## Machine Learning with Text in scikit-learn

## Part 1:Model building in scikit-learn (refresher)

In [2]:
# Load the iris dataset as an example
from sklearn.datasets import load_iris
iris=load_iris()

In [3]:
# Store the feature matrix (X) and response vector (y)
X=iris.data
y=iris.target

In [6]:
# Check for the shape of X and y
print(X.shape)
print(y.shape)

(150, 4)
(150,)
<class 'numpy.ndarray'>


In [7]:
# Examine the first five rows of the feature matrix (including the feature)
import pandas as pd
pd.DataFrame(X,columns=iris.feature_names).head()

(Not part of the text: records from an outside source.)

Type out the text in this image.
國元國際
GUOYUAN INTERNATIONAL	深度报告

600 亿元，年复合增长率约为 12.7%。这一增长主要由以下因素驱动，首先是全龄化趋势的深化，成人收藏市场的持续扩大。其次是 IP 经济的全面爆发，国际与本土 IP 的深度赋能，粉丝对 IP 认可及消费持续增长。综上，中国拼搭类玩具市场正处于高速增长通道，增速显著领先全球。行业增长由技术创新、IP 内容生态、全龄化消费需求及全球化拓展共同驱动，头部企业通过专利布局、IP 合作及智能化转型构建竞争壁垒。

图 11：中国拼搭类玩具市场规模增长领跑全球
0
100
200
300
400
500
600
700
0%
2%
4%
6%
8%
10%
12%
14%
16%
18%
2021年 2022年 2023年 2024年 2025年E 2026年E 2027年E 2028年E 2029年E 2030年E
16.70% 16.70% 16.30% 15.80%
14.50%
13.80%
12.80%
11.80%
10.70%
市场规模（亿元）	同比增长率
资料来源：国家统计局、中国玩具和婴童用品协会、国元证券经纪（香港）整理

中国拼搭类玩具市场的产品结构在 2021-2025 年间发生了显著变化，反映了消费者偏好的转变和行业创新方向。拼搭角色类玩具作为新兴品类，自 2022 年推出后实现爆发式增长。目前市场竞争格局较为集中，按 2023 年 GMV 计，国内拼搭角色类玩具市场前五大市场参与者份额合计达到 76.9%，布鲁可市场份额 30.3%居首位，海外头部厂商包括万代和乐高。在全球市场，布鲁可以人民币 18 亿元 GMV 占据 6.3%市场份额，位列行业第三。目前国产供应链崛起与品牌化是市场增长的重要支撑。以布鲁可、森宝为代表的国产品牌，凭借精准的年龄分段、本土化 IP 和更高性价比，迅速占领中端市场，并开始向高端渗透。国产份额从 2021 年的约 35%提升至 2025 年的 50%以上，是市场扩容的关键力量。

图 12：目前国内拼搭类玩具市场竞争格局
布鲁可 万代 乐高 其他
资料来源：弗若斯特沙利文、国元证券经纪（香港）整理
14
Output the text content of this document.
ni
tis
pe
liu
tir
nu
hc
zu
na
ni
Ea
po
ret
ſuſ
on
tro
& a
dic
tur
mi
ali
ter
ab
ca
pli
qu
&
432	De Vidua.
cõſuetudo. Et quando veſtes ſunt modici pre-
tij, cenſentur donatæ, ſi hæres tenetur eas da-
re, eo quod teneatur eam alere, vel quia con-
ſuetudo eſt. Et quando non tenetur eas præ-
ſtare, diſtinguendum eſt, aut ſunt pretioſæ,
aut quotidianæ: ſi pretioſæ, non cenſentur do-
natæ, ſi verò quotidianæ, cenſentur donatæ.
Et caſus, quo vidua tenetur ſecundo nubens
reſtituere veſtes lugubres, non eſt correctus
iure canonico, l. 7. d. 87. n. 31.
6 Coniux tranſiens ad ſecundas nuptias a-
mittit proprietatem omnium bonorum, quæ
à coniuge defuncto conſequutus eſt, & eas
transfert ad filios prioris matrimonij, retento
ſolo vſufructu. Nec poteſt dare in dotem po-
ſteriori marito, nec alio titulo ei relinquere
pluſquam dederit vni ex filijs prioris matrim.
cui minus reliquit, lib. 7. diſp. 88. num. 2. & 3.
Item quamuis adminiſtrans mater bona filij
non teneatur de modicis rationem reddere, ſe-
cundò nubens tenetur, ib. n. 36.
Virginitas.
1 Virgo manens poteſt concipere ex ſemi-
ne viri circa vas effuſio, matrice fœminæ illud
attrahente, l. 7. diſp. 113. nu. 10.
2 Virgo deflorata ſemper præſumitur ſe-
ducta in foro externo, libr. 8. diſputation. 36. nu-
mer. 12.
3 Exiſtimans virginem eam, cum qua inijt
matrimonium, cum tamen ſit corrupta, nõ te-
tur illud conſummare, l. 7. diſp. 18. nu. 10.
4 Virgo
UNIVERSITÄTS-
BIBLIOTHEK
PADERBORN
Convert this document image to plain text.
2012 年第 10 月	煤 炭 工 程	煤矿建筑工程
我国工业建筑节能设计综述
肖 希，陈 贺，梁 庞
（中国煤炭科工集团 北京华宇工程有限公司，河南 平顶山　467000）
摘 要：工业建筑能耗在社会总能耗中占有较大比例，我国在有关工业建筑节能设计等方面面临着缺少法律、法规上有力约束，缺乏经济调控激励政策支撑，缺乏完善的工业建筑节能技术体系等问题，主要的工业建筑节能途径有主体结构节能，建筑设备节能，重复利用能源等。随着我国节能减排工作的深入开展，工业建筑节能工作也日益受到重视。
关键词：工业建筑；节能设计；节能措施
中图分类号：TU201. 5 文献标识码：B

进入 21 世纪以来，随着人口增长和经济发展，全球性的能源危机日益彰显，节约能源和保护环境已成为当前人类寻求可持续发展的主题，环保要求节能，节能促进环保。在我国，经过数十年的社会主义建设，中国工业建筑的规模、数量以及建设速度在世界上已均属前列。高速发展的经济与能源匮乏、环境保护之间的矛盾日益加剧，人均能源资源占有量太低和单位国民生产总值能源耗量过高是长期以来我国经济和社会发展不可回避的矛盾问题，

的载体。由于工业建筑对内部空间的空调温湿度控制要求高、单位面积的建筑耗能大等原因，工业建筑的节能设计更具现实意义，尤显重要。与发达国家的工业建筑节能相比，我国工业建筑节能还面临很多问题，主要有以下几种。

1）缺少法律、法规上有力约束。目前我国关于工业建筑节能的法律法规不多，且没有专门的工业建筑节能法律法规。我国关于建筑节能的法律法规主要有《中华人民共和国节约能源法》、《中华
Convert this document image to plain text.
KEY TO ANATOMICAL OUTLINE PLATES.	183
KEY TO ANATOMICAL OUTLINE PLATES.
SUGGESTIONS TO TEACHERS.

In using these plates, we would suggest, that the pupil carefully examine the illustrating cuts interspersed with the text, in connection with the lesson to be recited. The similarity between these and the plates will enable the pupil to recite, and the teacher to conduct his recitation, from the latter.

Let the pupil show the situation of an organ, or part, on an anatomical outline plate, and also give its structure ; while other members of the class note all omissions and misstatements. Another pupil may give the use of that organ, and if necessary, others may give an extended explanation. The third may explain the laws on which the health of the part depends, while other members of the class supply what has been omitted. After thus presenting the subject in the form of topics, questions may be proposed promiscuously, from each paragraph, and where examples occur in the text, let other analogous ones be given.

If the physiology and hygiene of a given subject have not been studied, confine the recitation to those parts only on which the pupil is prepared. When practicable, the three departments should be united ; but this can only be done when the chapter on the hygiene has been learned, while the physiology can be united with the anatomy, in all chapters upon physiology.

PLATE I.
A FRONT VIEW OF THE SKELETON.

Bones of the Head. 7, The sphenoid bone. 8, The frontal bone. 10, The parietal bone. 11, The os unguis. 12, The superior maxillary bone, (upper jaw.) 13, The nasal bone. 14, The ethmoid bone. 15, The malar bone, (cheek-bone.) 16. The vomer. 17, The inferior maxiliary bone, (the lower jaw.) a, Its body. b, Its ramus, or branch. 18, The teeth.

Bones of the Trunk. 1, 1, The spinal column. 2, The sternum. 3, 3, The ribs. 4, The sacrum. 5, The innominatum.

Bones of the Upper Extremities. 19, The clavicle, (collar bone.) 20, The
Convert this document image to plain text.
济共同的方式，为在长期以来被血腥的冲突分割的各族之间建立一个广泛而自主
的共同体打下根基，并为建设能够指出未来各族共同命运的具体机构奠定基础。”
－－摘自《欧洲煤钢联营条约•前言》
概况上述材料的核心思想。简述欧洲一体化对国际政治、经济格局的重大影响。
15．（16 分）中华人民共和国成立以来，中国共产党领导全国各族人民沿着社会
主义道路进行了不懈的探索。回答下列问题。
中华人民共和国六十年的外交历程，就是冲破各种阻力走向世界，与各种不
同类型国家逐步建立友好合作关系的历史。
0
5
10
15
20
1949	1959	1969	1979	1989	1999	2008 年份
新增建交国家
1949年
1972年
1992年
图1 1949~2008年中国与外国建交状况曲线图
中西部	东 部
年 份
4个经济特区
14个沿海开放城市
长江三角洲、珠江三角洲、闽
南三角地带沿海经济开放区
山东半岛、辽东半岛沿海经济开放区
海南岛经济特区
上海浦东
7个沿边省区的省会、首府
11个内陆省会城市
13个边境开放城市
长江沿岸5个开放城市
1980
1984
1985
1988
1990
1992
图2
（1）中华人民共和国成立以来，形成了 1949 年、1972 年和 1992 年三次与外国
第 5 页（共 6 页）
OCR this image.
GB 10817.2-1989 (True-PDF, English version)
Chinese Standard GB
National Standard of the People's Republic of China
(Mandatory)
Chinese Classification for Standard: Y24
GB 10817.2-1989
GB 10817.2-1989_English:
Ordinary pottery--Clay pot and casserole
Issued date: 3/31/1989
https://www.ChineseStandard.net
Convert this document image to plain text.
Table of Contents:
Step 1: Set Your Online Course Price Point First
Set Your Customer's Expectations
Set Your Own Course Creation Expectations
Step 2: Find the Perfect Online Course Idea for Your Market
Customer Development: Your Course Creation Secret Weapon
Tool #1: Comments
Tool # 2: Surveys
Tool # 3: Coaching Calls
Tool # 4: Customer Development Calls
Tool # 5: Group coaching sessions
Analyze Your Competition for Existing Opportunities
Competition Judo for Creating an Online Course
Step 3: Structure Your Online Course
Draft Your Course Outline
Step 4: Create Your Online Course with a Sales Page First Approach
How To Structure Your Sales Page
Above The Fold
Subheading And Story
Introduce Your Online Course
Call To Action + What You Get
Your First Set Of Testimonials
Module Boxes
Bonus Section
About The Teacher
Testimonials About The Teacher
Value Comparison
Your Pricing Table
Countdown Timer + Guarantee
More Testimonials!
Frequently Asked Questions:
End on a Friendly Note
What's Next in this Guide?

Unnamed: 0,sepal length (cm),sepal width (cm),petal length (cm),petal width (cm)
0,5.1,3.5,1.4,0.2
1,4.9,3.0,1.4,0.2
2,4.7,3.2,1.3,0.2
3,4.6,3.1,1.5,0.2
4,5.0,3.6,1.4,0.2


In [8]:
# Examine the response vector
print(y)

[0 0 0 0 0 0 0 0 0 0 0 0 0 0 0 0 0 0 0 0 0 0 0 0 0 0 0 0 0 0 0 0 0 0 0 0 0
 0 0 0 0 0 0 0 0 0 0 0 0 0 1 1 1 1 1 1 1 1 1 1 1 1 1 1 1 1 1 1 1 1 1 1 1 1
 1 1 1 1 1 1 1 1 1 1 1 1 1 1 1 1 1 1 1 1 1 1 1 1 1 1 2 2 2 2 2 2 2 2 2 2 2
 2 2 2 2 2 2 2 2 2 2 2 2 2 2 2 2 2 2 2 2 2 2 2 2 2 2 2 2 2 2 2 2 2 2 2 2 2
 2 2]


In [None]:
# In order to build a model,the feature must be numeric,must have the same feature in the same order.

In [9]:
# Import the class
from sklearn.neighbors import KNeighborsClassifier

# Instantiate the model (with default parameters)
knn=KNeighborsClassifier()

# Fit the model
knn.fit(X,y)

KNeighborsClassifier(algorithm='auto', leaf_size=30, metric='minkowski',
           metric_params=None, n_jobs=1, n_neighbors=5, p=2,
           weights='uniform')

In [12]:
# In order to make predictions, the new observation must have the same features as the training observations,
# both in number and meaning

# Predict the response for a new observation
knn.predict([[3,5,4,2]])

array([1])

## Part 2: Representing text as numerical data 

In [13]:
# Example text for model training (SMS message)
simple_train=(['call you tonight', 'Call me a cab', 'please call me... PLEASE!'])

In [15]:
# We will use CountVectorizer to "convert text into a matrix of token counts":

# Import and intanstantiate CountVectorizer 
from sklearn.feature_extraction.text import CountVectorizer
vect=CountVectorizer()

In [16]:
# Learn the 'vocabulary' of the training data (occurs in-place)
vect.fit(simple_train)

CountVectorizer(analyzer='word', binary=False, decode_error='strict',
        dtype=<class 'numpy.int64'>, encoding='utf-8', input='content',
        lowercase=True, max_df=1.0, max_features=None, min_df=1,
        ngram_range=(1, 1), preprocessor=None, stop_words=None,
        strip_accents=None, token_pattern='(?u)\\b\\w\\w+\\b',
        tokenizer=None, vocabulary=None)

In [17]:
# Examine the fitted vocabulary
vect.get_feature_names()

['cab', 'call', 'me', 'please', 'tonight', 'you']

In [18]:
# Transform the training data into a 'document term matrix'
simple_train_dtm=vect.transform(simple_train)
simple_train_dtm

<3x6 sparse matrix of type '<class 'numpy.int64'>'
	with 9 stored elements in Compressed Sparse Row format>

In [19]:
# Convert sparse matrix to a dense matrix 
simple_train_dtm.toarray()

array([[0, 1, 0, 0, 1, 1],
       [1, 1, 1, 0, 0, 0],
       [0, 1, 1, 2, 0, 0]], dtype=int64)

In [20]:
# Examine the vocabulary and document-term matrix together
pd.DataFrame(simple_train_dtm.toarray(),columns=vect.get_feature_names())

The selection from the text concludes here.